| | | | | | |
Kamis, 25 April 2019  
DariRiau.com / Ragam / Pekanbaru Dibanjiri Buah Duku, Tak Semua dari Palembang

Pekanbaru Dibanjiri Buah Duku, Tak Semua dari Palembang


Selasa, 29/01/2019 - 08:38:09 WIB

DARIRIAU.COM - Dalam beberapa hari terakhir Kota Pekanbaru dibanjiri buah duku. Para penjual buah kuning-mungil tersebut terlihat berjejeran di pinggir jalan. 

Mereka berupaya menarik perhatian para pengguna jalan yang tengah melintas.

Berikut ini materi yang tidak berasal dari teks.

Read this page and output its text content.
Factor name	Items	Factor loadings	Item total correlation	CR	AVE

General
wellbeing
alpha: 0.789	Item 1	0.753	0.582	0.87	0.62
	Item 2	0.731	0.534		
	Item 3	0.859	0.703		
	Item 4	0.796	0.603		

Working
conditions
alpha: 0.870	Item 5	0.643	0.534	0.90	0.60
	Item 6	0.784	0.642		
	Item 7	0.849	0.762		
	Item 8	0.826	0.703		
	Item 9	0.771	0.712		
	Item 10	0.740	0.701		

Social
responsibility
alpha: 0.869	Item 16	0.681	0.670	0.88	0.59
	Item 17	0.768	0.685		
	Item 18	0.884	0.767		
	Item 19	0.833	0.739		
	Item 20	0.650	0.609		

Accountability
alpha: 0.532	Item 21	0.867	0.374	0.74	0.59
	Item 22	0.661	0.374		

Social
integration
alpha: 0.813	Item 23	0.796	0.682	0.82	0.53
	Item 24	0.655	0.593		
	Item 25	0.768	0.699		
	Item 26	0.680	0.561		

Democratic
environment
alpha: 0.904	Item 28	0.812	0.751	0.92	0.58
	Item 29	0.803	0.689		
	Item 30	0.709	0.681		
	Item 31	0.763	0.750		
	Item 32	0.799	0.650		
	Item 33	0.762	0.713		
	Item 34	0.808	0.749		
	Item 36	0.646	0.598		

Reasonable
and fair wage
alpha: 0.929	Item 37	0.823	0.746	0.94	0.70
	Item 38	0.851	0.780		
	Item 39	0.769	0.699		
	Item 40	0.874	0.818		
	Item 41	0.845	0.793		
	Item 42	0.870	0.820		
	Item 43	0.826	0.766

Sejatinya kota ini memang sudah akrab dengan buah duku. Namun kali ini sedikit berbeda, harga jualnya jauh di bawah biasanya. Rp6 ribu hingga Rp8 ribu perkilogramnya. Murah bukan?

"Mari bang, dukunya murah, Rp8 ribu perkilonya," ujar Si Jon, salah seorang penjual duku di pinggir jalan HR Soebrantas, Panam, Pekanbaru.

"Dijamin manis, ini duku Pelembang. 2 kg cukup bayar Rp15 ribu saja," ujarnya lagi.

Tak jauh dari lapak Si Jon, para penjual duku lainnya malah berani menjual lebih murah lagi, Rp6 ribu atau Rp7 ribu perkg.

"Duku memang lagi banjir bang. Terpaksa kita jual murah biar cepat habis," ujar Uni Ida yang membuka lapaknya menggunakan mobil bak terbuka.

Uni Ida mengaku hanya mendapatkan untung tipis jika dijual dengan harga Rp 7 ribuan. "Tapi bagaimana lagi, kalau tak dijual dengan harga segitu nanti tak laku dan jadi busuk," ujarnya tanpa mau menyebut berapa modal perkilonya.

Untuk menarik perhatian para pengendara yang melintas, pedagang buah duku bahkan menulis harga jual dengan jelas dan ukuran besar. Mereka juga melabeli dengan 'Duku Palembang Manis'.

Sumatera Selatan memang dikenal sebagai daerah penghasil buah duku di Sumatera. Lantas benarkah duku-duku yang dijual di Pekanbaru berasal dari Sumatera Selatan?

Kepada DARIRIAU.com, Harry, salah seorang mantan penyuplai buah duku di Pekanbaru mengaku tidak semua buah duku yang dijual di Riau berasal dari Palembang alis Sumatera Selatan. Malah, sebagian besar buah tersebut disuplay dari Provinsi Jambi.

"Buah duku Palembang dan Jambi lebih kurang saja. Tapi dari pengalaman saya duku-duku tersebut berasal dari Jambi," katanya.

Alasan Harry sederhana, Riau dengan Jambi berdekatan. "Kalau beli di Palembang untungnya sedikit karena jaraknya jauh dan berat di ongkos angkutnya. Tapi kalau kita beli di Jambi jarak Jambi ke Pekanbaru lebih dekat dan kita bisa menghemat ongkos," ujarnya.

Harry sendiri mengaku tahun ini berbisnis duku. "Kalau lagi banjir duku seperti saat ini untungnya sedikit. Habis duit di jalan saja," ujarnya.